CERCAVA UN AMORE, UN ABBRACCIO ( piccolo test sull'amore e l'amicizia)

23.11.2014 10:16

di Pier Paolo Gobbi

Dal primo istante, quando le cellule iniziano a danzare nel buio del grembo, per ogni bambino il corpo della mamma è la prima “casa”, che lo accoglie e gli dona il senso di esserci, di pienezza e bene e nel tempo della crescita dice ad ogni sua piccola cellula queste parole: "è bello che tu esista, sono per te, la vita è buona".
Questa esperienza del luogo delle origini ce la portiamo dentro per sempre e fa da matrice a un desiderio di bene senza fine, mai colmato ma che cerchiamo di colmare molte volte, in vari modi, in tanti incontri o in uno solo, anche da grandi, anche oggi.
L’amicizia e l’amore veri, quando li viviamo, fanno questo “miracolo”: ci fanno sentire a "casa", ci avvicinano a quella pienezza e parlano ad ogni nostra cellula come in quel tempo lontano.
Come essere certi di questa verità?
Ce lo suggerisce il pittore Vincent Van Gogh, che ha avuto una vita piena di ferite, come può accadere anche a noi, ma non ha mai smesso di inseguire il suo destino, con i suoi colori accesi.

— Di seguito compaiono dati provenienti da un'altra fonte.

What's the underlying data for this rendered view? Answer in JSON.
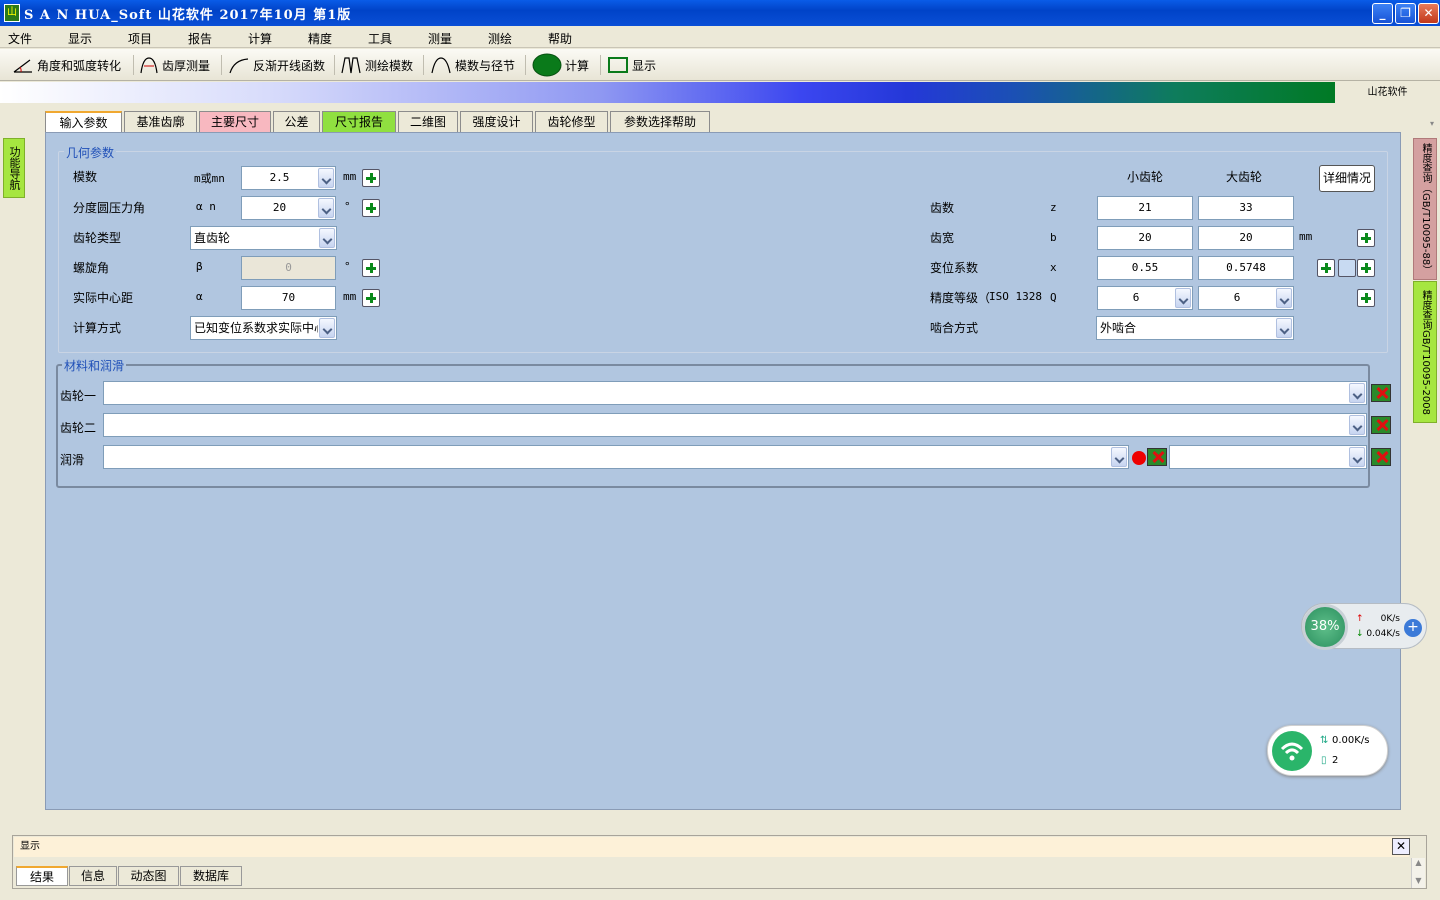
{
  "window": {
    "title": "S A N HUA_Soft 山花软件 2017年10月  第1版"
  },
  "menu": [
    "文件",
    "显示",
    "项目",
    "报告",
    "计算",
    "精度",
    "工具",
    "测量",
    "测绘",
    "帮助"
  ],
  "toolbar": {
    "angle": "角度和弧度转化",
    "thick": "齿厚测量",
    "involute": "反渐开线函数",
    "survey": "测绘模数",
    "pitch": "模数与径节",
    "calc": "计算",
    "display": "显示"
  },
  "banner_label": "山花软件",
  "leftnav": "功能导航",
  "rightnav": [
    "精度查询（GB/T10095-88）",
    "精度查询GB/T10095-2008"
  ],
  "tabs": [
    "输入参数",
    "基准齿廓",
    "主要尺寸",
    "公差",
    "尺寸报告",
    "二维图",
    "强度设计",
    "齿轮修型",
    "参数选择帮助"
  ],
  "geom": {
    "legend": "几何参数",
    "module": {
      "label": "模数",
      "sym": "m或mn",
      "value": "2.5",
      "unit": "mm"
    },
    "pressure": {
      "label": "分度圆压力角",
      "sym": "α n",
      "value": "20",
      "unit": "°"
    },
    "gear_type": {
      "label": "齿轮类型",
      "value": "直齿轮"
    },
    "helix": {
      "label": "螺旋角",
      "sym": "β",
      "value": "0",
      "unit": "°"
    },
    "center": {
      "label": "实际中心距",
      "sym": "α",
      "value": "70",
      "unit": "mm"
    },
    "method": {
      "label": "计算方式",
      "value": "已知变位系数求实际中心距"
    },
    "col_small": "小齿轮",
    "col_big": "大齿轮",
    "detail_btn": "详细情况",
    "teeth": {
      "label": "齿数",
      "sym": "z",
      "small": "21",
      "big": "33"
    },
    "width": {
      "label": "齿宽",
      "sym": "b",
      "small": "20",
      "big": "20",
      "unit": "mm"
    },
    "shift": {
      "label": "变位系数",
      "sym": "x",
      "small": "0.55",
      "big": "0.5748"
    },
    "grade": {
      "label": "精度等级（",
      "std": "ISO 1328",
      "sym": "Q",
      "small": "6",
      "big": "6"
    },
    "mesh": {
      "label": "啮合方式",
      "value": "外啮合"
    }
  },
  "material": {
    "legend": "材料和润滑",
    "gear1": "齿轮一",
    "gear2": "齿轮二",
    "lube": "润滑"
  },
  "bottom": {
    "header": "显示",
    "tabs": [
      "结果",
      "信息",
      "动态图",
      "数据库"
    ]
  },
  "net_widget": {
    "percent": "38%",
    "up": "0K/s",
    "down": "0.04K/s"
  },
  "wifi_widget": {
    "speed": "0.00K/s",
    "count": "2"
  },
  "colors": {
    "main_bg": "#b1c6e0",
    "accent_green": "#a6e640",
    "tab_pink": "#f8b8c0"
  }
}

Cercava un amico, un amore, l'abbraccio, l’affetto, una casa. Come tutti noi. Cercava di uscire dal buio verso la luce.
Per questo un giorno ha dipinto un quadro di un amico, il “Ritratto di Eugene Boch". Van Gogh ha prima ritratto il suo amico com’era, senza negare la realtà, resa ancora più profonda dalle sue pennellate intrise di colore.
Ma poi ha sentito che il quadro non era finito, come a dirci che nell'amicizia doveva, dobbiamo andare oltre: così ha rimesso mano ai pennelli e ha accentuato il biondo dei capelli fino a far sembrare la testa dell’amico tutt’uno con la luce di una stella e ha trasformato lo sfondo banale della povera casa dove viveva l’amico, nel blu di un cielo stupendo.
E per essere sicuro che comprendessimo bene, scrive al fratello Theo: “Vorrei fare il ritratto di un amico artista... e vorrei mettere nel quadro la stima e l’amore che ho per lui. Lo ritrarrei così come è, più fedelmente possibile, per cominciare. Ma il quadro non sarebbe terminato così. Per finirlo farò il colorista arbitrario. Esagererò il biondo dei capelli…dietro la testa, invece di dipingere il muro banale del misero appartamento, dipingerò l’infinito, farò una sfondo semplice del blu più ricco, più intenso che riuscirò a ottenere; da questa semplice combinazione la testa bionda, illuminata su questo sfondo blu suntuoso, rende un effetto misterioso come di stella nell’azzurro profondo” .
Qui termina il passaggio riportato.